Im Jahr 2019 mussten sämtliche Kliniken am Kantonsspital Aarau (KSA) im Rahmen eines Sparprogrammes Kosten senken. Auch der Chefarzt der Klinik für Neurochirurgie musste auf Verlangen der Spitalleitung Personalkosten reduzieren. In der Neurochirurgie waren diese zudem um einige hunderttausend Franken höher ausgefallen als budgetiert.
Der damalige Chefarzt Javier Fandino wollte wissen, wie es zu dieser Überschreitung gekommen war. Doch das Controlling des Kantonsspitals konnte es dem Spitzenchirurgen nicht auf Anhieb sagen, wie die NZZ am Freitag berichtet.
Im Februar 2020 löste dann die Personal-Abteilung das Rätsel, nachdem die Lohnzahlungen überprüft wurden: Ein Oberarzt hatte die jährliche Leistungsprämie Ende 2018 zwölfmal statt einmal ausbezahlt bekommen. Es war ein buchhalterischer Systemfehler: Der Neurochirurg erhielt auf einmal 372'000 statt 31'000 Franken auf sein Konto überwiesen.

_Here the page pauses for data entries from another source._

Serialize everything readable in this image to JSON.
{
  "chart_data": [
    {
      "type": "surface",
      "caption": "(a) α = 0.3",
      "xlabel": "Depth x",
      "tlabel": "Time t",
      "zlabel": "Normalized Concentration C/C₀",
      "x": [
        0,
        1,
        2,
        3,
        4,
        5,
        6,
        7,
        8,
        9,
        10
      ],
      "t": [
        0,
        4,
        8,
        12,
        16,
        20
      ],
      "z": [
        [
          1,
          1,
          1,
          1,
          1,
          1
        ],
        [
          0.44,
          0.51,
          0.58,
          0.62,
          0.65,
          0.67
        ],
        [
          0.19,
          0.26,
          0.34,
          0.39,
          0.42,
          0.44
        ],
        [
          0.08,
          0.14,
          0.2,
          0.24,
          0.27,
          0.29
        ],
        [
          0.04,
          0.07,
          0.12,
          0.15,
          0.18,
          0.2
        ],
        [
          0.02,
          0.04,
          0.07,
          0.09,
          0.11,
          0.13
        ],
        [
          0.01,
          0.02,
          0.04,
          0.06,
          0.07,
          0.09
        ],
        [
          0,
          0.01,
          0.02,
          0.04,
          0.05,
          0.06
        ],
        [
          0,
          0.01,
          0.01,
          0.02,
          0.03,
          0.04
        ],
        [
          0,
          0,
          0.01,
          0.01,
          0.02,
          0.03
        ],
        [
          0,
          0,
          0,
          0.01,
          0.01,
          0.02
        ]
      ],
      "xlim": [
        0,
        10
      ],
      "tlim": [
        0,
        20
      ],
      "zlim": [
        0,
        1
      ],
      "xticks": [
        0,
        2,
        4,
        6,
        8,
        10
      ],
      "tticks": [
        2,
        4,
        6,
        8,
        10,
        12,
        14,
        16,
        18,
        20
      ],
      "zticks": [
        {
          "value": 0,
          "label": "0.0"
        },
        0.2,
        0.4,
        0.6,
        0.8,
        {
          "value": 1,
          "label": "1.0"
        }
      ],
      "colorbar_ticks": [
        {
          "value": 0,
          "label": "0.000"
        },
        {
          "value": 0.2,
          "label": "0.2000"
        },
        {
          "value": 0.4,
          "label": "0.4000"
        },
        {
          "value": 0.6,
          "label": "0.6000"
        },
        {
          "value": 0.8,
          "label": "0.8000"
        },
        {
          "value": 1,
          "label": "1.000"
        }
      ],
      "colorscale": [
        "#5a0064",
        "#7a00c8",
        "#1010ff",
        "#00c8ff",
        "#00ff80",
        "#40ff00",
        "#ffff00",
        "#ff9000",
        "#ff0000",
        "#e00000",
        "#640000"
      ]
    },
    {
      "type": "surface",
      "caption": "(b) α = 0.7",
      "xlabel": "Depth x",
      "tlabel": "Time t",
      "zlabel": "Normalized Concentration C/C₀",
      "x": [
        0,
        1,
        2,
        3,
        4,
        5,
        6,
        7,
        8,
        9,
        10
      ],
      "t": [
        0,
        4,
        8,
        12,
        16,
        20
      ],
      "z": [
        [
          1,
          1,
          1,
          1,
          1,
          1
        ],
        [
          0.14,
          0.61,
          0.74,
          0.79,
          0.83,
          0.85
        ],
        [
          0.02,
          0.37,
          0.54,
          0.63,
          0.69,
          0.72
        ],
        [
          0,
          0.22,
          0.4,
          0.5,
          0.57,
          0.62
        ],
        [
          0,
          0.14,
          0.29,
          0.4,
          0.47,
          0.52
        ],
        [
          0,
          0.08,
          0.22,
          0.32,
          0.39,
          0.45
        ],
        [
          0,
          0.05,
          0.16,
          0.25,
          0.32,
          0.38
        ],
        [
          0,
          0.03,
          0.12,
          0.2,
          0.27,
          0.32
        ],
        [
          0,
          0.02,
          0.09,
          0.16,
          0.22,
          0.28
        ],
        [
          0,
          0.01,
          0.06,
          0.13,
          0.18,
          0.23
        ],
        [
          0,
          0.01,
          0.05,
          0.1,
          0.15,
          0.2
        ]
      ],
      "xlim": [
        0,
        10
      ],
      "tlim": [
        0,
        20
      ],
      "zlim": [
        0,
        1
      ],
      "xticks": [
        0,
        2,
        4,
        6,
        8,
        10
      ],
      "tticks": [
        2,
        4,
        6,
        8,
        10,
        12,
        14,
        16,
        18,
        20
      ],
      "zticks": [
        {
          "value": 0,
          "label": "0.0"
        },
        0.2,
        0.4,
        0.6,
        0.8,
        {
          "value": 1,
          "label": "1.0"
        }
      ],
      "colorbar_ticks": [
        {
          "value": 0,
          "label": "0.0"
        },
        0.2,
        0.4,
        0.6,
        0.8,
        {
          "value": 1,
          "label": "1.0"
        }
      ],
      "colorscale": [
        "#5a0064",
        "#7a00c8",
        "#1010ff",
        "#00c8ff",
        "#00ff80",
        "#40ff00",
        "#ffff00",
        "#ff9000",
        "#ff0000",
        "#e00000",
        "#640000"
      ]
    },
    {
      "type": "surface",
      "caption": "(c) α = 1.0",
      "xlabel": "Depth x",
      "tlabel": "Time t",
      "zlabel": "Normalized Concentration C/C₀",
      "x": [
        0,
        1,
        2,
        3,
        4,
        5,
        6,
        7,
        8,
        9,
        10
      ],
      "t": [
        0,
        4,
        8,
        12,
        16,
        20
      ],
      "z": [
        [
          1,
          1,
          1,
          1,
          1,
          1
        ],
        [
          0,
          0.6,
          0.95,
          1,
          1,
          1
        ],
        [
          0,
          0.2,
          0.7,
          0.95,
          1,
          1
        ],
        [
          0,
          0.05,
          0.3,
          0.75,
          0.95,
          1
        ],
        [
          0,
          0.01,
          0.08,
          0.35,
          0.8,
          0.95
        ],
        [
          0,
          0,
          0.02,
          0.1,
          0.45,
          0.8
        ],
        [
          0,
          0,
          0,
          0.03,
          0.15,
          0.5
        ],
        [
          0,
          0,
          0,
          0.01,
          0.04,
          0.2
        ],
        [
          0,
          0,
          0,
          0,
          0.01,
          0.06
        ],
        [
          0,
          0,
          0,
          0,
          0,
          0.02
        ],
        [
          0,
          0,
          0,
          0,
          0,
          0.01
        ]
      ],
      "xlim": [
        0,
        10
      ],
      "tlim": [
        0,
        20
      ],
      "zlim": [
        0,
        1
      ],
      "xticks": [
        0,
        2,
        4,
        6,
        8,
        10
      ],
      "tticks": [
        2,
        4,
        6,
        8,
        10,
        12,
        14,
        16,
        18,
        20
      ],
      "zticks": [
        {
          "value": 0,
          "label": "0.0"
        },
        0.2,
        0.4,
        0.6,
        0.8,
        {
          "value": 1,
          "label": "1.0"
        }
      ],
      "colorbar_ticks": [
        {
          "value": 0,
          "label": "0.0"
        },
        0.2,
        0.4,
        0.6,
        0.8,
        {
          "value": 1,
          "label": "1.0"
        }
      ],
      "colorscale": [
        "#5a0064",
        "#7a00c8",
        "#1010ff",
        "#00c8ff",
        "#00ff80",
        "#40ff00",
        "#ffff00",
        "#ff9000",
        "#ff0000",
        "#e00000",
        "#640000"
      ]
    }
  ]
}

Chirurg hat selber gekündigt
Der Oberarzt, der den Fehler wohl kaum übersehen konnte, hatte die viel zu hohe Überweisung aber nicht gemeldet, wie erwartet werden dürfte. Fandino verlangte, dass sich das Spital wegen des «Vertrauensbruchs» von ihm trennen müsse, schreibt die Zeitung. Denn bei einem ähnlichen Fall mit einer Summe von 72'000 Franken musste eine Oberärztin ein paar Monate zuvor ebenfalls gehen.
Doch sowohl der Chief Medical Officer als auch der Personalchef hätten sich gemäss Zeitung lange dagegen gesträubt, bis sie einer Entlassung des Oberarztes per Mitte 2020 doch zustimmten. Diesen Vorwurf kann das KSA allerdings so nicht stehen lassen. Man habe lediglich einer Verlängerung der Kündigungsfrist zugestimmt. Der Chirurg hat schliesslich selber gekündigt.
«Wäre ohne weiteres erkennbar gewesen»
Merkwürdig an der Geschichte scheint, dass ein einziger Blick gereicht hätte, um das Offensichtliche zu erkennen, wird Fandinos Anwalt in der NZZ zitiert. «Bei den Erfolgsbeteiligungen/Prämien waren 112'000 Franken budgetiert, und effektiv wurden über 540'000 Franken ausbezahlt.» Die Differenz sei ebenfalls auf den Unterlagen ersichtlich gewesen und hätte für eine Finanzabteilung «natürlich ohne weiteres erkennbar» sein müssen.
Javier Fandino, der inzwischen nicht mehr am KSA arbeitet, wollte den Vorfall laut Zeitungsbericht zudem an den Verwaltungsrat melden. Doch das sei ihm anscheinend untersagt worden. Man habe ihm offenbar mitgeteilt, dass er Probleme bekomme, wenn er das mache. Auch diesen Vorwurf weist KSA-Sprecherin Isabelle Wenzinger gegenüber der NZZ klar zurück: Fandino sei nie davon abgehalten worden, mit dem Gremium zu sprechen.
Personalchef wollte zuerst ärztlichen Direktor informieren
In einer E-Mail vom Februar 2020 bezeichnet der KSA-Personalchef die Angelegenheit als «unschön». Er schreibt Fandino in einer Nachricht, die auch Medinside vorliegt, folgende Zeilen: «Ich war der Meinung, dass wir beide vereinbart haben, dass die Thematik vorerst unter uns bleibt.» Er habe die Erwartung, dass dies auch so eingehalten werde. Wie vereinbart werde er lediglich den ärztlichen Direktor informieren.
Auf Anfrage erklärt der KSA-Personalchef, dass es bei solchen Sachverhalten üblich sei, zuerst die betroffenen und vorgesetzten Personen zu informieren und anzuhören. Dies sei zum Zeitpunkt des E-Mails aber noch nicht geschehen. Deshalb habe er darauf bestanden, wie mit Fandino vereinbart, vorab den betroffenen Oberarzt und den ärztlichen Direktor zu informieren. Denn bei solchen Angelegenheiten entständen schnell falsche Interpretationen und Gerüchte.